Articolo tratto dal numero di gennaio 2020 di Tempi. Questo contenuto è riservato agli abbonati: grazie al tuo abbonamento puoi scegliere se sfogliare la versione digitale del mensile o accedere online ai singoli contenuti del numero.
Stretto a metà tra il voto umbro e la fiammata delle sardine, il Meccanismo europeo di stabilità ha occupato, a inizio dicembre 2019, la scena politica diventando oggetto di battaglia politica al massimo livello. Poi, in attesa che con i primi mesi di quest’anno si arrivi al dunque, l’argomento è tornato nell’alveo di silenzio che l’ha caratterizzato fino a lì.
In sé, che il dibattito sull’integrazione europea esca dagli auspici pensosi di qualche editoriale e finisca nelle piazze e nei talk show, dovrebbe essere salutato da tutti, a cominciare dai cantori delle magnifiche sorti del destino comune delle istituzioni dell’Unione, come un segnale positivo. Peccato che il tono della discussione abbia presto preso le pieghe allucinate di molta temperie attuale: alle accuse di tradimento e svendita del paese a forze straniere si è risposto mediamente con un classico “straw man argument”: «Allora ditelo, che volete uscire dall’euro». Senza che la maggior parte delle persone ci capisse nulla.
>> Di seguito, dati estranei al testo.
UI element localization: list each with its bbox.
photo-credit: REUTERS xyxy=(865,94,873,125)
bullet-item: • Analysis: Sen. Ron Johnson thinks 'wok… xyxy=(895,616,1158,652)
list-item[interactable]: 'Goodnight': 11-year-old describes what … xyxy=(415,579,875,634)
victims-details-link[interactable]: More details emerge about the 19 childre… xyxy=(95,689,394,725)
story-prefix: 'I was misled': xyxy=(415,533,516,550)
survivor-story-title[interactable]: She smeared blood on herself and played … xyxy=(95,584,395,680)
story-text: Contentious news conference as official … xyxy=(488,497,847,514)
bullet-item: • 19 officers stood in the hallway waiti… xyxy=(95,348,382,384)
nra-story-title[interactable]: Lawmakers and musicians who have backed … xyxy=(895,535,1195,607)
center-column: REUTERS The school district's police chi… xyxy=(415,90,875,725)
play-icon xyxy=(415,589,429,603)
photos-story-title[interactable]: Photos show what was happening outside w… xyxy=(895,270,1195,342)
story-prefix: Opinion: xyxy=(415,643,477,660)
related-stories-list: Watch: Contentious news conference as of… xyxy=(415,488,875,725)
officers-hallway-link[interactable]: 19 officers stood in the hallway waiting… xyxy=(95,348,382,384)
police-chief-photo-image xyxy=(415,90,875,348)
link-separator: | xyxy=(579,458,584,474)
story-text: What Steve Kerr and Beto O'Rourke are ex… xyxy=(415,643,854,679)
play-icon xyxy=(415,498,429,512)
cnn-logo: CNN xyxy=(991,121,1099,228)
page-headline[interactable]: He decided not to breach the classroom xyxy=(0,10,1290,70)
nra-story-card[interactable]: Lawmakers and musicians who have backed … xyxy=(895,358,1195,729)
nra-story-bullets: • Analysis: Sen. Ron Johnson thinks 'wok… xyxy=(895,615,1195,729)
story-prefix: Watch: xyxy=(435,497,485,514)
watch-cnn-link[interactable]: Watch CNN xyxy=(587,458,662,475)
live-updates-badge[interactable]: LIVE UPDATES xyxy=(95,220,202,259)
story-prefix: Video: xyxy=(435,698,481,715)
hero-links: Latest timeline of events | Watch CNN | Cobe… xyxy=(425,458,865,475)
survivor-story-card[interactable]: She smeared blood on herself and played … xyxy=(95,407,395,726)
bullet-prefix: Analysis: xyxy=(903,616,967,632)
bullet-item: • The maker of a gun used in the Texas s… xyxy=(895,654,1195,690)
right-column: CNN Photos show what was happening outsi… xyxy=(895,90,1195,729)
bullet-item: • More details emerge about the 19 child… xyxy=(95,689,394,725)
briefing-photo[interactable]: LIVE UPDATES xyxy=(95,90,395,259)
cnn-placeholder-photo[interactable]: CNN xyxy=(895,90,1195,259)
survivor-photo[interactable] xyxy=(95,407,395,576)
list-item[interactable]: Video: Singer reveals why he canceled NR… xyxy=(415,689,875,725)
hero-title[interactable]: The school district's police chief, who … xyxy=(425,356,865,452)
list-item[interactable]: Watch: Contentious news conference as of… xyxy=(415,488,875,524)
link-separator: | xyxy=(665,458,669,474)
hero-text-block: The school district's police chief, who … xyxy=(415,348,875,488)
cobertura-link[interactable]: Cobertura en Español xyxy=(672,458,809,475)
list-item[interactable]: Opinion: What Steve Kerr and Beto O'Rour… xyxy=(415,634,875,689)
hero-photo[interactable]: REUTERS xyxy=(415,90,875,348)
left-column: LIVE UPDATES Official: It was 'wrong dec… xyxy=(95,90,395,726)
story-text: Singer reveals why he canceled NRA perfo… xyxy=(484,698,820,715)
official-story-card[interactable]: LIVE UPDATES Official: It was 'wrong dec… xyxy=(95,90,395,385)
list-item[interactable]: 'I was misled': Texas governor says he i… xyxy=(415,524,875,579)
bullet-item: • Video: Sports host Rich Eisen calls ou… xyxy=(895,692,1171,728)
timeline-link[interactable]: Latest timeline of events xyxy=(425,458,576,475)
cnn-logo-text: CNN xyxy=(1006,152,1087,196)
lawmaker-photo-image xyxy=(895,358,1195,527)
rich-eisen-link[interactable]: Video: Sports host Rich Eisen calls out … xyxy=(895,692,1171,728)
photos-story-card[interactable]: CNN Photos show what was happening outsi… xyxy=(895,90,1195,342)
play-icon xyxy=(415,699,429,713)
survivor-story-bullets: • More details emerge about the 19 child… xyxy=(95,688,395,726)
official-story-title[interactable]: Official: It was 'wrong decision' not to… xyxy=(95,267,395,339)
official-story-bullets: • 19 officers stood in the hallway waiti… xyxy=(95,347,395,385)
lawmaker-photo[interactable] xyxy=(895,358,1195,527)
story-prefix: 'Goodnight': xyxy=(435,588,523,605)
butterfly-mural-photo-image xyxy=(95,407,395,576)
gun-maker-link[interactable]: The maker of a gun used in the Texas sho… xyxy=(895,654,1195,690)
Cos’è il Mes? Vale la pena accapigliarsi tanto? Nato come misura di emergenza nelle drammatiche settimane della crisi greca del 2010, alle origini si tratta di una modalità eterodossa e non prevista dai trattati per istituire un meccanismo assicurativo volto a placare l’aggressione speculativa sui debiti sovrani di paesi dell’eurozona in difficoltà (allora la preda era Atene, con Madrid e Roma pericolosamente sullo sfondo).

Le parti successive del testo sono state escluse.